- Born: 16th century Vinodol, Habsburg monarchy (now Croatia)
- Died: October 26, 1578 Ljubljana, Habsburg monarchy (now Slovenia)
- Known for: Protestant preacher

= Juraj Juričić =

Croatian Protestant preacher and translator

Juraj Juričić (? – October 26, 1578; Jurij Juričič, first name also spelled Jur, Jurj, Gjuro, Jurai, Georg, surname also spelled Jurischitsch, Jureschitsch, Jereschitz), was a Croatian Protestant preacher and translator. Born in Croatia, Juričić translated and wrote in German, Slovenian and Croatian. In his Slovenian translations there are many elements of Croatian.

Juričić was born in Vinodol, Croatia. He arrived in Ljubljana c. 1560. As early as 1547 he preached in Kamnik "in the spirit of Protestantism," and later in Ljubljana, where he joined the Reformation. In 1561, he was forbidden to preach in the church of the Teutonic knights. In 1561 or 1562 he replaced Primož Trubar in the Ljubljana Evangelical Church of St. Elizabeth. At about this time he married. He was married by Tulščak.
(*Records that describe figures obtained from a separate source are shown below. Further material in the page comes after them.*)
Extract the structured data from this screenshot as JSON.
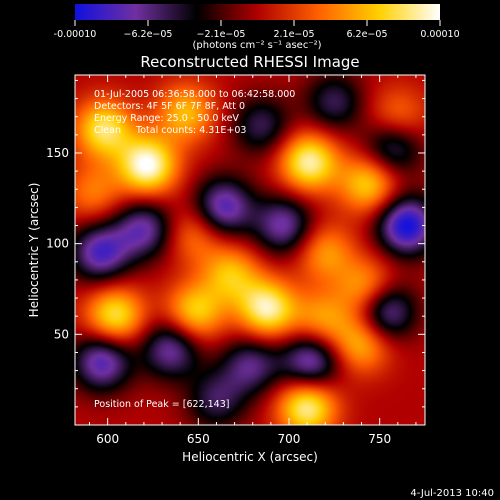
{
  "chart_data": {
    "type": "heatmap",
    "title": "Reconstructed RHESSI Image",
    "xlabel": "Heliocentric X (arcsec)",
    "ylabel": "Heliocentric Y (arcsec)",
    "xlim": [
      582,
      775
    ],
    "ylim": [
      0,
      193
    ],
    "x_ticks": [
      600,
      650,
      700,
      750
    ],
    "y_ticks": [
      50,
      100,
      150
    ],
    "colorbar": {
      "ticks": [
        "-0.00010",
        "−6.2e−05",
        "−2.1e−05",
        "2.1e−05",
        "6.2e−05",
        "0.00010"
      ],
      "unit": "(photons cm⁻² s⁻¹ asec⁻²)",
      "range": [
        -0.0001,
        0.0001
      ],
      "colormap": [
        "#1010e0",
        "#7030a0",
        "#000000",
        "#b00000",
        "#ff6000",
        "#ffd000",
        "#ffffff"
      ]
    },
    "info_lines": [
      "01-Jul-2005 06:36:58.000 to 06:42:58.000",
      "Detectors: 4F 5F 6F 7F 8F, Att 0",
      "Energy Range: 25.0 - 50.0 keV",
      "Clean     Total counts: 4.31E+03"
    ],
    "peak_text": "Position of Peak = [622,143]",
    "peak_position": [
      622,
      143
    ],
    "sources": [
      {
        "x": 622,
        "y": 143,
        "value": 0.0001
      },
      {
        "x": 598,
        "y": 163,
        "value": 8e-05
      },
      {
        "x": 643,
        "y": 172,
        "value": 6e-05
      },
      {
        "x": 711,
        "y": 145,
        "value": 9e-05
      },
      {
        "x": 744,
        "y": 133,
        "value": 7e-05
      },
      {
        "x": 688,
        "y": 64,
        "value": 9e-05
      },
      {
        "x": 668,
        "y": 83,
        "value": 6e-05
      },
      {
        "x": 648,
        "y": 62,
        "value": 7e-05
      },
      {
        "x": 604,
        "y": 60,
        "value": 8e-05
      },
      {
        "x": 743,
        "y": 75,
        "value": 6e-05
      },
      {
        "x": 718,
        "y": 58,
        "value": 5e-05
      },
      {
        "x": 592,
        "y": 128,
        "value": 4e-05
      },
      {
        "x": 710,
        "y": 10,
        "value": 9e-05
      },
      {
        "x": 648,
        "y": 105,
        "value": 4e-05
      },
      {
        "x": 720,
        "y": 95,
        "value": 5e-05
      },
      {
        "x": 760,
        "y": 170,
        "value": 4e-05
      },
      {
        "x": 740,
        "y": 45,
        "value": 6e-05
      },
      {
        "x": 697,
        "y": 110,
        "value": -7e-05
      },
      {
        "x": 765,
        "y": 110,
        "value": -0.0001
      },
      {
        "x": 596,
        "y": 95,
        "value": -8e-05
      },
      {
        "x": 664,
        "y": 120,
        "value": -8e-05
      },
      {
        "x": 597,
        "y": 35,
        "value": -8e-05
      },
      {
        "x": 635,
        "y": 42,
        "value": -7e-05
      },
      {
        "x": 712,
        "y": 35,
        "value": -8e-05
      },
      {
        "x": 753,
        "y": 63,
        "value": -8e-05
      },
      {
        "x": 685,
        "y": 165,
        "value": -5e-05
      },
      {
        "x": 757,
        "y": 153,
        "value": -6e-05
      },
      {
        "x": 620,
        "y": 108,
        "value": -7e-05
      },
      {
        "x": 679,
        "y": 33,
        "value": -6e-05
      },
      {
        "x": 725,
        "y": 178,
        "value": -5e-05
      },
      {
        "x": 660,
        "y": 14,
        "value": -5e-05
      }
    ]
  },
  "footer": {
    "timestamp": "4-Jul-2013 10:40"
  }
}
He probably stayed for a while in Vinodol after he was again forbidden to preach. From 1562 to 1563 he worked as a proofreader and translator at the South Slavic Bible Institute in Urach. In 1563 he returned to serve in Kamnik, while at the same time continuing his activity as a translator. In 1564, he was expelled from Kamnik by the provincial prince. In 1565 he became the second preacher and deacon in Ljubljana; in 1574 a military chaplain. He translated the first 30 chapters of the Pentateuch, which were entrusted to editor Juraj Cvečić. He collaborated with Antun Dalmatin, Stjepan Konzul Istranin and Cvečić to the translation of works Beneficium Christi – Govorenje vele prudno (Tübingen, 1563), the second part of the New Testament (Tübingen, 1563), Edna kratka summa nikih prodik’ od’ tuče i od’ čarnic (Tübingen 1563 ) and Crikveni ordinalic (Tübingen 1564), for which he wrote a preface in German. He published his Postilla (Ljubljana 1578) in Slovene, translating the second and third parts himself. His translation of Spangenberg was reviewed and approved by Adam Bohorič.

Together with Matija Klombner, in 1563 he edited the hymnal Ene duhovne pejsni (Spiritual Songs), in which, in addition to hymns by Primož Trubar and translated German songs and psalms, including the first psalms translated into Slovene, he added eight of his spiritual and church songs. Some of these poems reportedly were anti-Catholic. He did this without Trubar's knowledge, and was criticized for his actions and work. He was mockingly nicknamed Kobila ("mare") by his opponents. The origins and nature of this nickname are not clear, it might date back to before he joined the Protestants. However, the nickname was hijacked and maliciously interpreted and disseminated by counter-reformers and later Slovenian writers.

Unrelated events of the lives of other reformers were associated with him in the Slovenian folklore, in which a character is called Kobila. Josip Jurčič, a Slovenian author, wrote the short story Jurij Kobila (Slovenska vila. Ljubljana 1865), in which he narrates of the lives of two families intertwined in love and hate; and where Juraj winds up murdered after refusing to reconvert to Catholicism.

Juričić died in Ljubljana on October 26, 1578.

==See also==

- List of Glagolitic books

==Sources==
- M. Premrou (mp): Jurij Juričić. Ljubljana Bell, 12 (1892) 12, p. 732–738.
- F. Bučar: Povijest hrvatske protestantke književnosti za reformacije. Zagreb 1910.
- F. Kidrič: Jurij Kobila. Journal of Slovene Language, Literature and History (Ljubljana), 2 (1920) p. 276–281.
- A. Svetina: Protestantism in Ljubljana. In: Trubar's Second Proceedings. On the occasion of the four hundredth anniversary of the Slovenian book. Ljubljana 1952, 164–165.
- K. Georgijević: Hrvatska književnost od XVI. Do XVIII. century in northern Croatia and Bosnia. Zagreb 1969.
- M. Franičević: The period of Renaissance literature. In: Povijest hrvatske književnosti, 3. Zagreb 1974.
- Z. Bartolić: Northern Croatian Themes, 5th Čakovec 1998.